Danse OD

François Couture, Ici Montréal, November 13, 2003

L’ODD (L’Orchestre De Danse pour les intimes) est de retour avec un nouvel alignement et le feu aux entrailles pour brûler les planches de la Sala Rossa ce vendredi. Un groupe de party dont le seul objectif est de faire danser son public sur une musique improvisée, la créature du batteur Pierre Tanguay sort de l’ordinaire.

Réunissant des musiciens de la scène des musiques actuelles, le groupe ne répète pas, misant sur la spontanéité et une connaissance partagée des musiques de danse, de la valse jusqu’au funk. Tanguay, qui avec le temps est devenu l’organisateur en chef du groupe, explique: «Je prépare un ordre de styles, par exemple un funk puis une valse puis un rigodon. Je compte 1, 2, 3, 4 et ça part! Tout ce qu’ont les musiciens, c’est un style et un tempo.» Pour le reste, il s’agit pour ceux-ci de trouver la bonne tonalité en un temps record et de «sentir» venir les changements au bon moment. C’est le signal légendaire de James Brown: «Take it to the bridge!»

Et, dans le feu de l’action, on pense à James Brown, à Parliament ou à Fela Kuti, beaucoup plus qu’aux autres groupes de Tanguay et de Jean Derome. Ce dernier, saxophoniste, compositeur et pilier de la musique actuelle montréalaise, avoue que certains spectateurs éprouvent un choc. «Des gens qui connaissent mon travail d’improvisateur viennent me voir après un spectacle de l’ODD pour me dire: «Je ne savais pas que tu savais jouer de la musique…» C’est un peu désarmant!»

L’ODD a débuté en 1994 sous la forme d’un projet collectif. La première formation stable comprenait Tanguay, Derome, René Lussier, Rainer Wiens, Tom Walsh et DJ Pocket. La réputation du groupe s’est rapidement accrue par la force de l’enthousiasme et du bouche à oreille des danseurs.
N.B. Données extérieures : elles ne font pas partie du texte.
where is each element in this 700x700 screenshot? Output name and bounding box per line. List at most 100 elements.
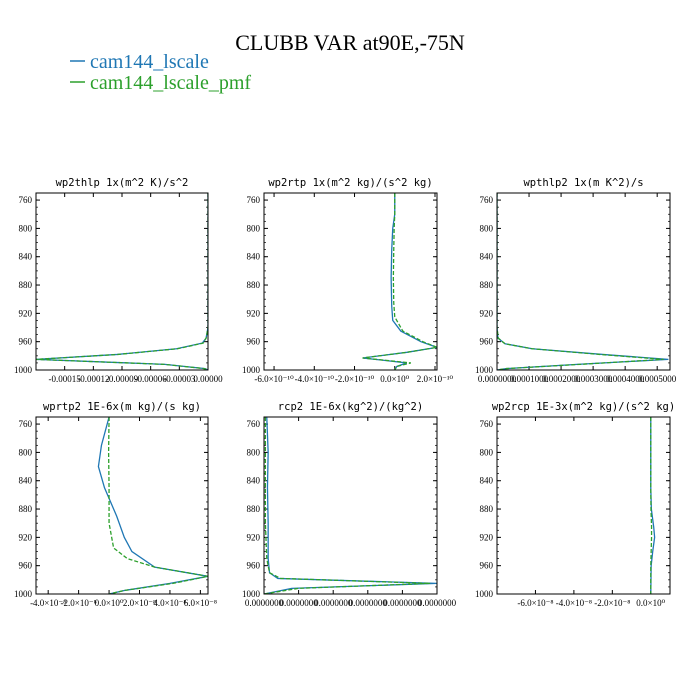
series-cam144-lscale bbox=[497, 193, 669, 370]
y-tick-label: 1000 bbox=[475, 589, 494, 599]
x-tick-label: 0.0000000 bbox=[418, 598, 457, 608]
panel-1: wp2thlp 1x(m^2 K)/s^2 760 800 840 880 920 960 1… bbox=[14, 177, 223, 384]
series-cam144-lscale-pmf bbox=[362, 193, 437, 370]
y-tick-label: 880 bbox=[247, 280, 261, 290]
x-tick-label: -4.0×10⁻⁸ bbox=[556, 598, 592, 608]
x-tick-label: 2.0×10⁻⁸ bbox=[123, 598, 156, 608]
x-tick-label: -0.00009 bbox=[106, 374, 139, 384]
y-tick-label: 840 bbox=[247, 252, 261, 262]
x-tick-label: -4.0×10⁻⁸ bbox=[30, 598, 66, 608]
y-tick-label: 760 bbox=[19, 419, 33, 429]
x-tick-label: -2.0×10⁻⁸ bbox=[61, 598, 97, 608]
panel-frame bbox=[263, 192, 438, 371]
y-tick-label: 920 bbox=[480, 308, 494, 318]
x-tick-label: 0.0005000 bbox=[638, 374, 677, 384]
y-tick-label: 840 bbox=[247, 476, 261, 486]
panel-grid: wp2thlp 1x(m^2 K)/s^2 760 800 840 880 920 960 1… bbox=[14, 177, 677, 608]
x-tick-label: 0.00000 bbox=[193, 374, 223, 384]
x-tick-label: 0.0000000 bbox=[314, 598, 353, 608]
x-tick-label: -2.0×10⁻⁸ bbox=[594, 598, 630, 608]
figure-title: CLUBB VAR at90E,-75N bbox=[235, 30, 465, 55]
y-tick-label: 800 bbox=[19, 223, 33, 233]
x-tick-label: -2.0×10⁻¹⁰ bbox=[335, 374, 375, 384]
x-tick-label: 0.0×10⁰ bbox=[636, 598, 665, 608]
panel-4: wprtp2 1E-6x(m kg)/(s kg) 760 800 840 880 920… bbox=[14, 401, 217, 608]
y-tick-label: 920 bbox=[19, 532, 33, 542]
x-tick-label: 0.0000000 bbox=[349, 598, 388, 608]
legend: cam144_lscale cam144_lscale_pmf bbox=[70, 51, 251, 94]
legend-label-lscale: cam144_lscale bbox=[90, 51, 209, 73]
x-tick-label: 0.0001000 bbox=[510, 374, 549, 384]
y-tick-label: 840 bbox=[480, 476, 494, 486]
panel-title: wp2thlp 1x(m^2 K)/s^2 bbox=[56, 177, 189, 189]
y-tick-label: 760 bbox=[480, 195, 494, 205]
x-tick-label: 0.0000000 bbox=[279, 598, 318, 608]
y-tick-label: 800 bbox=[19, 447, 33, 457]
panel-title: wp2rcp 1E-3x(m^2 kg)/(s^2 kg) bbox=[492, 401, 675, 413]
x-tick-label: 0.0000000 bbox=[245, 598, 284, 608]
x-tick-label: 0.0×10⁰ bbox=[380, 374, 409, 384]
panel-frame bbox=[35, 192, 209, 371]
y-tick-label: 800 bbox=[247, 223, 261, 233]
panel-frame bbox=[496, 192, 671, 371]
series-cam144-lscale bbox=[36, 193, 208, 370]
legend-label-lscale-pmf: cam144_lscale_pmf bbox=[90, 72, 251, 94]
panel-frame bbox=[263, 416, 438, 595]
x-tick-label: -0.00003 bbox=[163, 374, 196, 384]
y-tick-label: 760 bbox=[19, 195, 33, 205]
x-tick-label: 0.0004000 bbox=[606, 374, 645, 384]
series-cam144-lscale bbox=[97, 417, 208, 594]
y-tick-label: 960 bbox=[247, 561, 261, 571]
y-tick-label: 960 bbox=[19, 561, 33, 571]
y-tick-label: 1000 bbox=[242, 365, 261, 375]
series-cam144-lscale-pmf bbox=[264, 417, 431, 594]
panel-title: wprtp2 1E-6x(m kg)/(s kg) bbox=[43, 401, 201, 413]
series-cam144-lscale bbox=[362, 193, 437, 370]
y-tick-label: 1000 bbox=[475, 365, 494, 375]
y-tick-label: 1000 bbox=[14, 589, 33, 599]
x-tick-label: -0.00006 bbox=[135, 374, 168, 384]
series-cam144-lscale-pmf bbox=[107, 417, 208, 594]
y-tick-label: 800 bbox=[480, 223, 494, 233]
x-tick-label: 0.0002000 bbox=[542, 374, 581, 384]
y-tick-label: 920 bbox=[19, 308, 33, 318]
y-tick-label: 800 bbox=[480, 447, 494, 457]
series-cam144-lscale-pmf bbox=[650, 417, 653, 594]
y-tick-label: 800 bbox=[247, 447, 261, 457]
x-tick-label: -6.0×10⁻⁸ bbox=[517, 598, 553, 608]
y-tick-label: 880 bbox=[19, 280, 33, 290]
y-tick-label: 880 bbox=[247, 504, 261, 514]
panel-6: wp2rcp 1E-3x(m^2 kg)/(s^2 kg) 760 800 840 88… bbox=[475, 401, 675, 608]
x-tick-label: -0.00012 bbox=[77, 374, 109, 384]
series-cam144-lscale-pmf bbox=[36, 193, 208, 370]
y-tick-label: 920 bbox=[247, 308, 261, 318]
y-tick-label: 920 bbox=[247, 532, 261, 542]
y-tick-label: 1000 bbox=[242, 589, 261, 599]
x-tick-label: 2.0×10⁻¹⁰ bbox=[417, 374, 454, 384]
x-tick-label: -4.0×10⁻¹⁰ bbox=[295, 374, 335, 384]
panel-frame bbox=[496, 416, 671, 595]
x-tick-label: -6.0×10⁻¹⁰ bbox=[254, 374, 294, 384]
panel-title: rcp2 1E-6x(kg^2)/(kg^2) bbox=[278, 401, 423, 413]
x-tick-label: -0.00015 bbox=[49, 374, 82, 384]
x-tick-label: 0.0003000 bbox=[574, 374, 613, 384]
x-tick-label: 6.0×10⁻⁸ bbox=[184, 598, 217, 608]
y-tick-label: 840 bbox=[19, 252, 33, 262]
y-tick-label: 960 bbox=[19, 337, 33, 347]
y-tick-label: 920 bbox=[480, 532, 494, 542]
y-tick-label: 760 bbox=[480, 419, 494, 429]
panel-3: wpthlp2 1x(m K^2)/s 760 800 840 880 920 960 100… bbox=[475, 177, 677, 384]
x-tick-label: 0.0×10⁰ bbox=[95, 598, 124, 608]
series-cam144-lscale bbox=[264, 417, 437, 594]
y-tick-label: 880 bbox=[480, 280, 494, 290]
panel-5: rcp2 1E-6x(kg^2)/(kg^2) 760 800 840 880 920 96… bbox=[242, 401, 457, 608]
y-tick-label: 960 bbox=[480, 337, 494, 347]
panel-title: wpthlp2 1x(m K^2)/s bbox=[523, 177, 643, 189]
y-tick-label: 960 bbox=[480, 561, 494, 571]
y-tick-label: 880 bbox=[19, 504, 33, 514]
y-tick-label: 960 bbox=[247, 337, 261, 347]
x-tick-label: 0.0000000 bbox=[383, 598, 422, 608]
panel-frame bbox=[35, 416, 209, 595]
y-tick-label: 760 bbox=[247, 419, 261, 429]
Après le départ de Lussier à la fin de la décennie go, les apparitions de l’ODD se sont espacées. En plus de participer à plusieurs soirées bénéfice organisées par François Gourd, le groupe s’est produit au festival de jazz de Guelph (Ontario) avec Fred Frith à la basse.

À Montréal, c’est Fred Fortin qui tenait ce rôle dernièrement. Mais début novembre le chanteur s’est soudain rendu compte que lui et son guitariste Olivier Langevin jouaient au Club Soda le 14. Rapide à rebondir, Tanguay s’est tourné vers le guitariste-caméléon Bernard Falaise et le bassiste Frédéric Boudreault, qu’on voit aux côtés d’Urbain Desbois et de Marie-Jo Thério et qui faisait déjà la première partie de l’ODD au sein du groupe The Fighting Koalas. Érick d’Orion sera responsable du côté électronique du son. Une des têtes de l’étiquette No Type et membre du duo bruitiste morceaux_de_machines, Dorion est la variable inconnue de ce nouvel alignement. «Érick, c’est un rasta de l’électronique, explique Tanguay. Il est vivant, il bouge et il rend l’électronique humaine.»

Et ce côté vivant, c’est la raison d’être de l’ODD. «Tout est dans le groove, selon Jean Derome. Un coup que quelqu’un danse, il peut absorber bien des choses.» Ce qui veut dire de la dissonance, de la déconstruction, de l’invention et beaucoup d’humour. Gros party en perspective!